Discussion created by clop on Nov 26, 2009
Latest reply on Dec 2, 2009 by clop
Real-life performance numbers requested


I'm contemplating porting my single-precision numerical CUDA code to ATI/AMD platform.

Obviously, I need to justify this effort. Unfortunately, I so far failed to find real-life performance comparison of the new Radeon chips with the new NVidia chips (Fermi), or at least those of the previous generation (GT200) on GPGPU tasks. The two companies advertise their theoretical performance FLOPs quite a bit, but those are not very useful for me.

V Volkov published a few papers, in which he analyzed the performance of NVidia chips (see His open-source code appears to be state-of-the-art for those chips. Among other things, he wrote matrix-matrix multiplication code, that found its way into NVidia CUBLAS library.

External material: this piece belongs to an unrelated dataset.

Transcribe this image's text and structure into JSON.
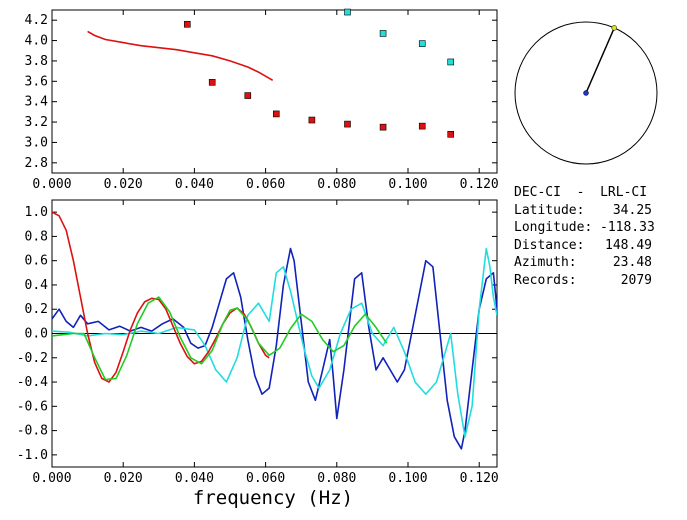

Hence my question: if ATI/AMD truly believes, that its high-end chips are faster than those of NVidia for GPGPU applications, does it mind publishing performance comparison numbers for some standard numerical algebra tasks, such as single precision matrix-matrix multiplication? It would be particularly useful to see these numbers produced by an open cl code of a reasonable complexity: I cannot afford to port and maintain my code in any kind of an assembler-level language. It would also be educational to compare the complexity of Volkov's matrix multiplication CUDA code and open cl code for Radeon.

I see a lot of pessimism w.r.t ATI platform, as applied to GPGPU tasks, even in single precision on NVidia forums and I would assume a lot of this pessimism (if unjustified) can be annihilated by such a publication. I find it somewhat funny, that the following google search `radeon 5870 "matrix multiplication"' returns more NVidia than Radeon-related references.